The contrast between how the recent Nature in the City map invites us into the city and the recent image of the seismic risks of recent towers constructed in downtown San Francisco of greater height than any other part of the city’s skyline suggest two quite different views of mapping the integration of built cities with local environments, and responses to the desire to remap our relations to urban space. Rather than call attention to built spaces alone, both maps invite us to consider San Francisco’s relation to its setting–to the geology on which it is built or the ecosystem of its once-forested lands–that suggest the haunting of the present amnesiac landscape by its pasts, and ask us to restore them into our sense of place. Both are not only views of the glass being half-empty or half-full, but seem cautionary maps about the increasing dangers of estrangement from urban environments.

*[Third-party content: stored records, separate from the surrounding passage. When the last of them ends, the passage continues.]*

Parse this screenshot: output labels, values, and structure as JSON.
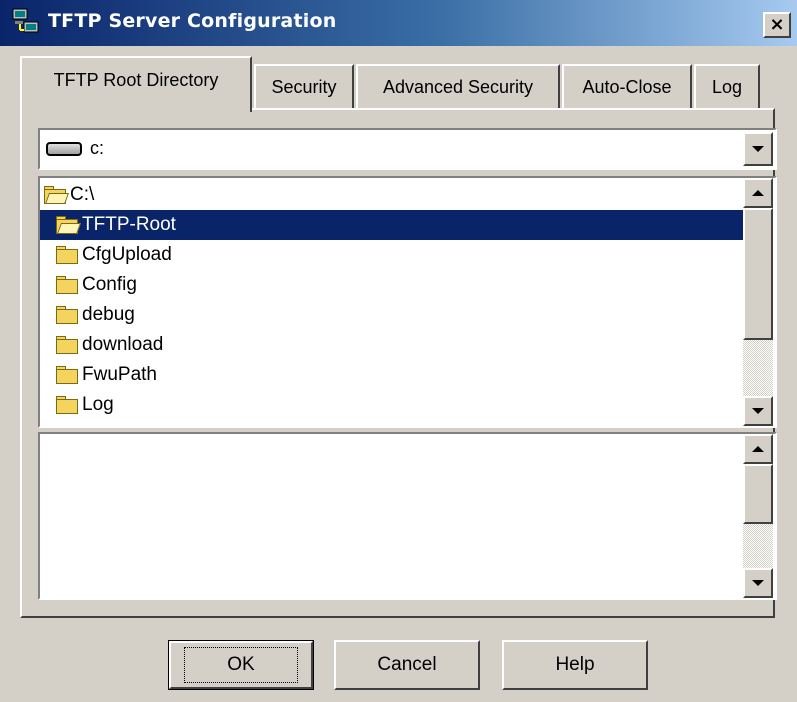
{
  "window": {
    "title": "TFTP Server Configuration",
    "close_label": "×"
  },
  "tabs": [
    {
      "label": "TFTP Root Directory",
      "active": true
    },
    {
      "label": "Security",
      "active": false
    },
    {
      "label": "Advanced Security",
      "active": false
    },
    {
      "label": "Auto-Close",
      "active": false
    },
    {
      "label": "Log",
      "active": false
    }
  ],
  "drive": {
    "value": "c:",
    "icon": "drive-icon"
  },
  "folders": {
    "items": [
      {
        "label": "C:\\",
        "icon": "open-folder-icon",
        "selected": false
      },
      {
        "label": "TFTP-Root",
        "icon": "open-folder-icon",
        "selected": true
      },
      {
        "label": "CfgUpload",
        "icon": "folder-icon",
        "selected": false
      },
      {
        "label": "Config",
        "icon": "folder-icon",
        "selected": false
      },
      {
        "label": "debug",
        "icon": "folder-icon",
        "selected": false
      },
      {
        "label": "download",
        "icon": "folder-icon",
        "selected": false
      },
      {
        "label": "FwuPath",
        "icon": "folder-icon",
        "selected": false
      },
      {
        "label": "Log",
        "icon": "folder-icon",
        "selected": false
      }
    ]
  },
  "buttons": {
    "ok": "OK",
    "cancel": "Cancel",
    "help": "Help"
  },
  "colors": {
    "selection": "#0a246a",
    "face": "#d4d0c8",
    "title_start": "#0a246a",
    "title_end": "#a6caf0"
  }
}
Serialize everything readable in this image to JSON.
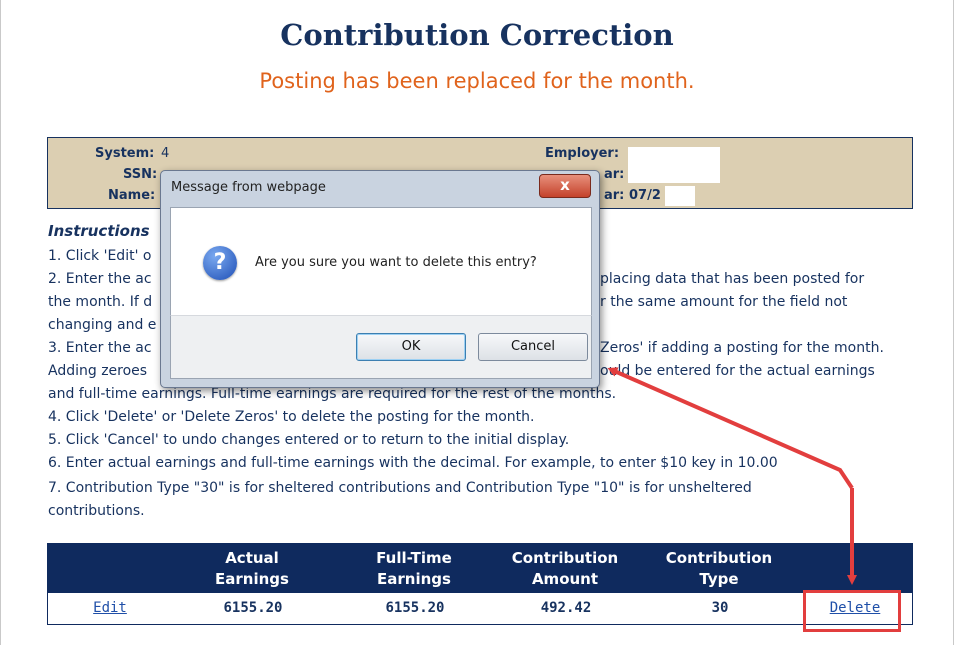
{
  "page": {
    "title": "Contribution Correction",
    "subtitle": "Posting has been replaced for the month."
  },
  "info": {
    "system_label": "System:",
    "system_value": "4",
    "ssn_label": "SSN:",
    "name_label": "Name:",
    "employer_label": "Employer:",
    "year_label_suffix": "ar:",
    "period_label_suffix": "ar:",
    "period_value": "07/2"
  },
  "instructions": {
    "title": "Instructions",
    "lines": [
      "1. Click 'Edit' o",
      "2. Enter the ac",
      "the month. If d",
      "changing and e",
      "3. Enter the ac",
      "Adding zeroes",
      "and full-time earnings. Full-time earnings are required for the rest of the months.",
      "4. Click 'Delete' or 'Delete Zeros' to delete the posting for the month.",
      "5. Click 'Cancel' to undo changes entered or to return to the initial display.",
      "6. Enter actual earnings and full-time earnings with the decimal. For example, to enter $10 key in 10.00",
      "7. Contribution Type \"30\" is for sheltered contributions and Contribution Type \"10\" is for unsheltered",
      "contributions."
    ],
    "right_fragments": [
      "placing data that has been posted for",
      "r the same amount for the field not",
      "Zeros' if adding a posting for the month.",
      "ould be entered for the actual earnings"
    ]
  },
  "table": {
    "headers": [
      "Actual\nEarnings",
      "Full-Time\nEarnings",
      "Contribution\nAmount",
      "Contribution\nType"
    ],
    "header_lines": [
      [
        "Actual",
        "Earnings"
      ],
      [
        "Full-Time",
        "Earnings"
      ],
      [
        "Contribution",
        "Amount"
      ],
      [
        "Contribution",
        "Type"
      ]
    ],
    "row": {
      "edit_label": "Edit",
      "actual_earnings": "6155.20",
      "full_time_earnings": "6155.20",
      "contribution_amount": "492.42",
      "contribution_type": "30",
      "delete_label": "Delete"
    }
  },
  "dialog": {
    "title": "Message from webpage",
    "close_glyph": "x",
    "icon": "question-icon",
    "message": "Are you sure you want to delete this entry?",
    "ok_label": "OK",
    "cancel_label": "Cancel"
  },
  "colors": {
    "navy": "#17325f",
    "header_bg": "#0f2a5e",
    "subtitle": "#e0631c",
    "info_bg": "#dccfb2",
    "annotation_red": "#e23e3e"
  }
}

But if the Times is suggesting the haunted nature of the landscape by the triggers that stand to upset the towers that have redefined the skyline–as if to call our attention to the hidden mechanics of the dangers lurking underground–they hardly occasion much close-up scrutiny of the city, truth be told–reducing the complexity of urban planning decisions to a “seismic gamble” that was never so clearly framed as it was on the hundred and twelfth anniversary of the earthquake.

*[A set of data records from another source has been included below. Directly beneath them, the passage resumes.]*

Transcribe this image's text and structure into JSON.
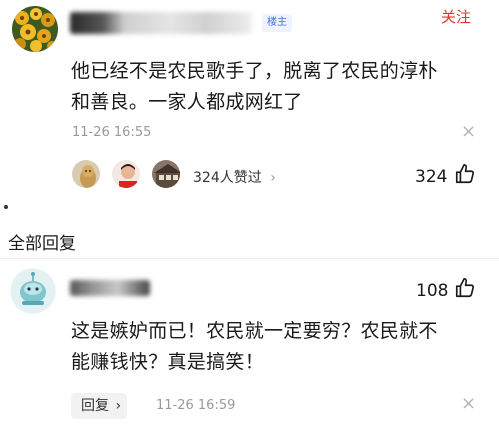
{
  "top_comment": {
    "owner_badge": "楼主",
    "follow": "关注",
    "text_line1": "他已经不是农民歌手了，脱离了农民的淳朴",
    "text_line2": "和善良。一家人都成网红了",
    "time": "11-26 16:55",
    "likes_text": "324人赞过",
    "likes_chevron": "›",
    "like_count": "324",
    "close": "×"
  },
  "section": {
    "title": "全部回复"
  },
  "reply": {
    "like_count": "108",
    "text_line1": "这是嫉妒而已！农民就一定要穷？农民就不",
    "text_line2": "能赚钱快？真是搞笑！",
    "reply_label": "回复",
    "reply_chevron": "›",
    "time": "11-26 16:59",
    "close": "×"
  },
  "colors": {
    "follow": "#e8342a",
    "badge_text": "#4a6fd6",
    "meta": "#999999"
  },
  "icons": [
    "thumbs-up-icon",
    "close-icon",
    "chevron-right-icon"
  ]
}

The numbers in the “Seismic Gamble” image just don’t tote up: the notion of overbuilding wasn’t really a critique of the space, but an alarm that the recent expansion of the built environment occasioned.
The production of such attention-grabbing maps is not only opportune–both due to the overbuilding of extra-urban areas and a burst of downtown towers that have provoked some fear on their own–but suggest the new range of visual strategies to visualize and orient us to urban space. On the one hand, the haunting image of the towers as red silhouetted extrusions against the black and white landscape of post-earthquake ruins seems to implant a memory in our minds, while the outsized animals that are shown against narrow corridors of green suggest a sense of hope by remembering the city as a deeply interconnected space, removed from an adversarial struggle between man and nature. Indeed, if San Francisco has long been haunted by the specter of the 1906 earthquake, and its limited low-rise customs of construction have allowed, to some extent, more pockets and corridors of open space to remain in its urban space. Building heights were long contained by seismic risks. The map the New York Times ran nationally to mark the anniversary of the 1906 earthquake seemed a wake-up call about the forgetfulness of the geological conditions, similarly to how Nature in the City invited viewers to remember the ecosystem that has nourished San Francisco as a space.